Kisah Sepasang Sepatu
Panggil aku Sepatu Kiri saja. Sebab aku
tak mau dipanggil dengan nama merek yang dilekatkan padaku oleh sang
perancangku. Aku paling benci menjadikan merek sebagai identitasku. Sebab,
karena identitas merek aku berakhir malang. Tapi sebenarnya ini yang lebih
penting: agar aku bisa dibedakan dengan Sepatu Kanan, yang entah di mana
keberadaannya sekarang. Aku terpisah dengannya pada suatu masa yang menyedihkan.
Mungkin dia masih tersangkut di tangkai pohon mangga. Atau karena terpaan
angin, dia akhirnya terjatuh dan sudah penyok terinjak oleh mobil truk.

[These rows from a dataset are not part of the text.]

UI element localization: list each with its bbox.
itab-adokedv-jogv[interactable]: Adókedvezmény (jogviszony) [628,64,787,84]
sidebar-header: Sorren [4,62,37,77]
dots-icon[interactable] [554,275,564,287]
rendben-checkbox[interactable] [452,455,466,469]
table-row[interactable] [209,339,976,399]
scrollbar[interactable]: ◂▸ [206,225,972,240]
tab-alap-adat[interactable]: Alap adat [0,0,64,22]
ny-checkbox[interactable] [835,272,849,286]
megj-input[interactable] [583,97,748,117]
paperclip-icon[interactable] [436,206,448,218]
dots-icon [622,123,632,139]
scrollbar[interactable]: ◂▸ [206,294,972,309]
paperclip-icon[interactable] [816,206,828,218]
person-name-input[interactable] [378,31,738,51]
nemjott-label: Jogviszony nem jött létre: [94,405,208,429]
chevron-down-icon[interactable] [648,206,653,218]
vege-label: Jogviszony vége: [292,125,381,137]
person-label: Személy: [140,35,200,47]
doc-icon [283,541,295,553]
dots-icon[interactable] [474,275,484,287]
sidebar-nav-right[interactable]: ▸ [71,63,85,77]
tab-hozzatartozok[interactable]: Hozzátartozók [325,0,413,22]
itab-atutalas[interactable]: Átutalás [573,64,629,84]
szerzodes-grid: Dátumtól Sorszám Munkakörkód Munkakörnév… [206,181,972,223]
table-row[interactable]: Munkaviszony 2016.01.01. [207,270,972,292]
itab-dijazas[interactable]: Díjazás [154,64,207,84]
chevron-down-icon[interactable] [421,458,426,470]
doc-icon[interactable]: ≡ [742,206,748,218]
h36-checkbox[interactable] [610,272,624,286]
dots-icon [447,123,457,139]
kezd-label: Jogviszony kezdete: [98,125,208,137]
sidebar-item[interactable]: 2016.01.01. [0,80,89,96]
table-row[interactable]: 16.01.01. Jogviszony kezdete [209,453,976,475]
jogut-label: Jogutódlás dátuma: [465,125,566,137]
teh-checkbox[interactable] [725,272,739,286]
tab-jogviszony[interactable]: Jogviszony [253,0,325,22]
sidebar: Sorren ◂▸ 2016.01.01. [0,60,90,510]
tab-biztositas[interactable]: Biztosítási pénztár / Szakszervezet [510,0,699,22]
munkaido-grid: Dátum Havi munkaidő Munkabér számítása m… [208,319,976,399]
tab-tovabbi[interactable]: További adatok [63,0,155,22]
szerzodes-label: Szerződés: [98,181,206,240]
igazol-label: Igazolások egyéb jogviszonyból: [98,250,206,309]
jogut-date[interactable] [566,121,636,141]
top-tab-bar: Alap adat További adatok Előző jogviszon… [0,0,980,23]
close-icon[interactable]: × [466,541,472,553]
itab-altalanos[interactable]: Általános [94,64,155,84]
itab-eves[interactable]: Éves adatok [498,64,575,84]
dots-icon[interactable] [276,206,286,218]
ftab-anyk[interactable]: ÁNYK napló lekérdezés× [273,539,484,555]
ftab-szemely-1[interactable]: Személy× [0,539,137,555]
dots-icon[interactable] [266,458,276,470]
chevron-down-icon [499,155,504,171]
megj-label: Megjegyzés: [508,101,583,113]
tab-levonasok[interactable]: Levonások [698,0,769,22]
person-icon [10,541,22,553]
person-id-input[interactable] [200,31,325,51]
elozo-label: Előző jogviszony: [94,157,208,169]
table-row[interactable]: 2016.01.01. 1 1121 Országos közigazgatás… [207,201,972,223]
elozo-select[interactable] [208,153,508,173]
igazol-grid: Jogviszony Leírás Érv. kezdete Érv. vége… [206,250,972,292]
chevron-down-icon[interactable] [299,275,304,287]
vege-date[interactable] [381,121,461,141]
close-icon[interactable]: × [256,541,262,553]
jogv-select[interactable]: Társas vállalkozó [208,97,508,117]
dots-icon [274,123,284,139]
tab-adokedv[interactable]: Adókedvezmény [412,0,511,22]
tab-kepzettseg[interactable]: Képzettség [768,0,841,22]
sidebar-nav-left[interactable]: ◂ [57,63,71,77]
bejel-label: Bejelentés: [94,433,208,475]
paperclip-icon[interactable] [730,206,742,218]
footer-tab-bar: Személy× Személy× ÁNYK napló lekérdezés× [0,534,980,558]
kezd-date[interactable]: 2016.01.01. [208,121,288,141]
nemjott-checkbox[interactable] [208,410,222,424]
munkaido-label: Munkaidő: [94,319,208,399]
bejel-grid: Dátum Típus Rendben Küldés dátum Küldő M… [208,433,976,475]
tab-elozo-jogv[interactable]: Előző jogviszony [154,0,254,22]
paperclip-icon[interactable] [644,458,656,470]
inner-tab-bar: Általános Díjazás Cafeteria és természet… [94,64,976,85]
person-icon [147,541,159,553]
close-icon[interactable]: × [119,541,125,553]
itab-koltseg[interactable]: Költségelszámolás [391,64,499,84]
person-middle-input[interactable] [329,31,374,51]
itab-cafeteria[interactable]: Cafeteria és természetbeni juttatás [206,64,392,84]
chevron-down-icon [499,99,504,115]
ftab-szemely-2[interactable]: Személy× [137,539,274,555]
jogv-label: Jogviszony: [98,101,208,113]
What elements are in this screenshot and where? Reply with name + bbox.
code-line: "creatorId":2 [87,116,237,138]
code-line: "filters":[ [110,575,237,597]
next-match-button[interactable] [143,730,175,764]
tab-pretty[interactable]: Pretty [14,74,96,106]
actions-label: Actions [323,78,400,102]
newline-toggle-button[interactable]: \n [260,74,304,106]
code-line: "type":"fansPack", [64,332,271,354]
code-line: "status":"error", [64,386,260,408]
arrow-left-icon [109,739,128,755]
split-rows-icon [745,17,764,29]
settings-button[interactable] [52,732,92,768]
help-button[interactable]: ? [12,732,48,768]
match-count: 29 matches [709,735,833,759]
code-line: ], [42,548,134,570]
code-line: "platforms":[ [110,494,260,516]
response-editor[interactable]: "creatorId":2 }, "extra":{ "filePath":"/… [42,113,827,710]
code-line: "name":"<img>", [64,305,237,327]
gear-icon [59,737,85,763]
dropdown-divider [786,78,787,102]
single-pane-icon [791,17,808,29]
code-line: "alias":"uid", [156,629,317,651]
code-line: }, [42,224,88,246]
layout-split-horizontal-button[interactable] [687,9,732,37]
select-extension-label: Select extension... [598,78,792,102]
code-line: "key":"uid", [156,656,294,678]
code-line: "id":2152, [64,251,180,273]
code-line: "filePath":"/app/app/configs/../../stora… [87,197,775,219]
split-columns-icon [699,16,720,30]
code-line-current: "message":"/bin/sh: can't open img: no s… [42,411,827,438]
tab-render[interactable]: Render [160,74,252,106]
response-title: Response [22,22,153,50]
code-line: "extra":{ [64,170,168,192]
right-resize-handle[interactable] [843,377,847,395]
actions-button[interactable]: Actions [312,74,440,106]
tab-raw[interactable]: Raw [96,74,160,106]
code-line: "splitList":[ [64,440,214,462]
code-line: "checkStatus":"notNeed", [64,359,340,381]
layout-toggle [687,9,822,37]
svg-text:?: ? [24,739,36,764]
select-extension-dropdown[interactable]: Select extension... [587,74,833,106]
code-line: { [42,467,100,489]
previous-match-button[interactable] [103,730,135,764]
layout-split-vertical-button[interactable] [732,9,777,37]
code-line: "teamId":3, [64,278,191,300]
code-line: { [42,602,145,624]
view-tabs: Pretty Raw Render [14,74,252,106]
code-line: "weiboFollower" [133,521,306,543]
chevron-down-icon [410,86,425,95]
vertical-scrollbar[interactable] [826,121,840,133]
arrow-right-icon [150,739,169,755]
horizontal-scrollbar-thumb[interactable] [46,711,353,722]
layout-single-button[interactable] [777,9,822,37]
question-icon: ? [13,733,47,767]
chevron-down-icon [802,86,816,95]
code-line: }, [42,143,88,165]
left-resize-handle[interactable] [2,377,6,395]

Atau
barangkali dia bernasib sama denganku, berakhir di tong sampah. Entahlah. Aku
berharap dia berada di tampat yang layak. Cukup aku saja yang berakhir seperti
ini, berjejalan bersama sampah-sampah yang bau, hingga aku ikut tertular bau amis
mereka.
Sebenarnya aku terkadang kasihan pada
mereka, kawanan sampah-sampah ini. Lihatlah sisa ayam dan nasi basi ini. Tak
ada lagi yang bernafsu untuk menyantapnya. Padahal, saat mereka masih segar,
saya sangat yakin membuat sang penyantapnya meleleh air liurnya. Orang lain pun
pasti begitu saat menatapnya. Tapi, saat si penyantap sudah kenyang, ia
akhirnya dicampakkan, dibuang di tempat sampah. Kasihan, mengapa tidak
dihabiskan saja, atau disimpan dalam kulkas. Agar jika lapar lagi, bisa
disantap kembali. Masyarakat hari ini
memang senang hidup boros. Selalu ingin ini ingin itu. Untuk mewujudkan
keinginannya, rela menghabiskan banyak uang. Tapi setelah memiliki apa yang
diinginkan, tak lama kemudian dicampakkannya lagi.
Aku memang sangat serius menanggapi
nasib sampah-sampah ini. Sebab, kami senasib dengan mereka. Kami adalah satu dari banyak sepatu yang berakhir
marjinal. Aku dibuang di tong sampah. bergumul bersama sampah-sampah lainnya.
Sedang Sepatu Kanan entah bagaimana riwayatnya kini. Tapi kisah kami tidak melulu menyedihkan juga. Seperti kisah-kisah
hidup manusia, kami juga tidak hanya hidup dalam duka, tapi juga pernah
bahagia. Lantas, mengapa kami berakhir malang? Ceritanya panjang dan berliku.
***
Mulanya aku dan Sepatu Kanan adalah
sepatu yang segar. Disimpan di dalam etalase toko sepatu yang bersih agar tak
terkena debu, meskipun harga kami tidak semahal sepatu-sepatu merek lain. Sesekali
kami dilap agar selalu terlihat bersih. Begitulah, dulunya kami dirawat dengan baik. Itulah
sebabnya cukup banyak orang yang tergoda memiliki kami, setidaknya di level orang-orang kelas menengah-kebawah.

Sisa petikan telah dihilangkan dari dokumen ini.